Le risaie del nord Italia devono essere sommerse dall'acqua.  Invece, molti appassiscono e muoiono.  (David Bertuccio per The Washington Post)
Le risaie del nord Italia devono essere sommerse dall’acqua. Invece, molti appassiscono e muoiono. (David Bertuccio per The Washington Post)

Commento

VESPOLATE, Italia — Dopo un solo buon giorno di pioggia tutto l’anno, con temperature pomeridiane di nuovo vicine ai 100 gradi, Fabrizio Rizzotti si è diretto verso i suoi campi: 220 acri di riso, una pianta che cresce sommersa nell’acqua.

Non ha bisogno delle sue scarpe.

Gli steli di risaia erano asciutti e rachitici. Nel campo, senza acqua fertile, si sgretolò sotto i piedi. Rizzotti, un coltivatore di riso di settima generazione, ha detto che la risaia era già morta – “Non ne uscirà nemmeno un riso”, ha detto – e poi ha indicato un campo vicino, leggermente più verde e molto necessario. Acqua.

“Tra pochi giorni morirà anche quel campo”, ha detto. “Fa girare lo stomaco.”

Pochi luoghi sono stati colpiti più direttamente dalla dura estate dell’Europa del nord Italia, dove l’estrema siccità ha prosciugato un grande fiume, provocato lo stato di emergenza e lasciato i famosi paesaggi agricoli del paese in gravi difficoltà. La siccità fa rimpiangere agli italiani le cose che danno per scontate: non solo le verdi risaie comuni alla regione, ma anche i cibi che ne derivano. Soprattutto il risotto.


Stimare quanta acqua

Evaporazione dalla superficie terrestre

Vegetazione, rispetto al normale.

In media da inizio giugno a luglio.

Stimare quanta acqua

Evaporazione dalla superficie terrestre

Vegetazione, rispetto al normale.

In media da inizio giugno a luglio.

Stimare quanta acqua evapora dalla superficie terrestre e dalle piante,

rispetto al normale. In media da inizio giugno a luglio.

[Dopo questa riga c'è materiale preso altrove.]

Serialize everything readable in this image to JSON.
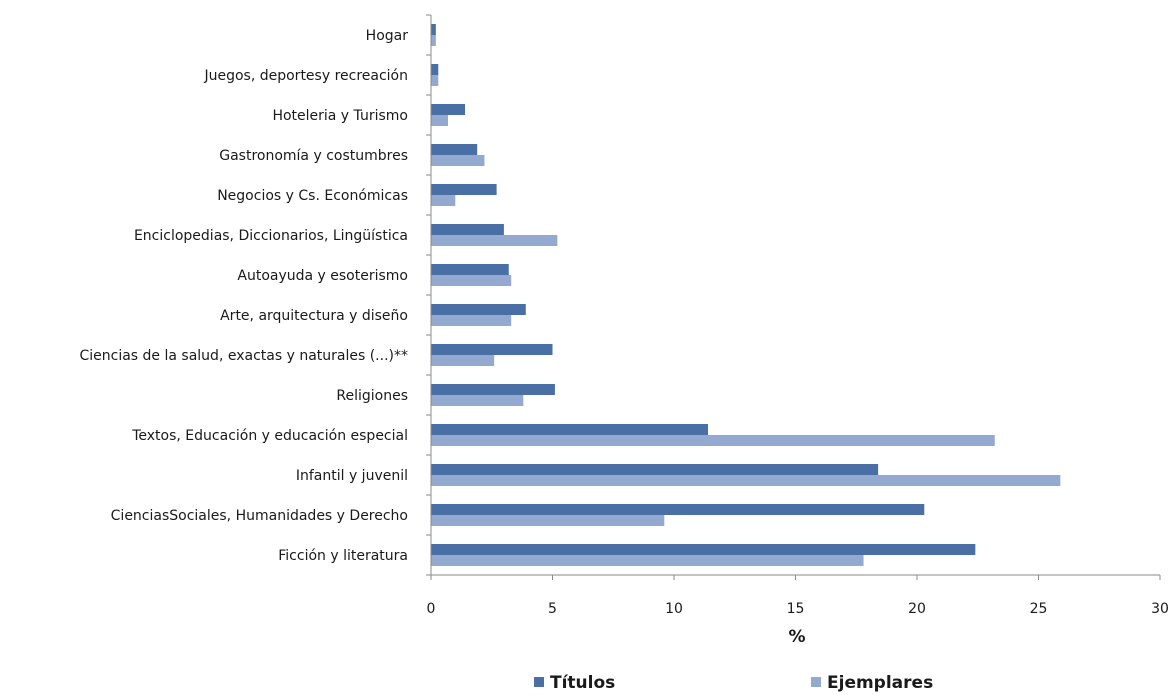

“Meno riso significa risotto più costoso”, ha detto Risotti.

Riso bianco Comune C’è Risotto riso – perfetto per assaporare i sapori ancora integro – e Risotti è un contadino che ha a cuore tanto il suo cibo quanto i suoi raccolti. Ha chiamato il suo cane Risotto. Anche il suo cognome ricorda il cibo.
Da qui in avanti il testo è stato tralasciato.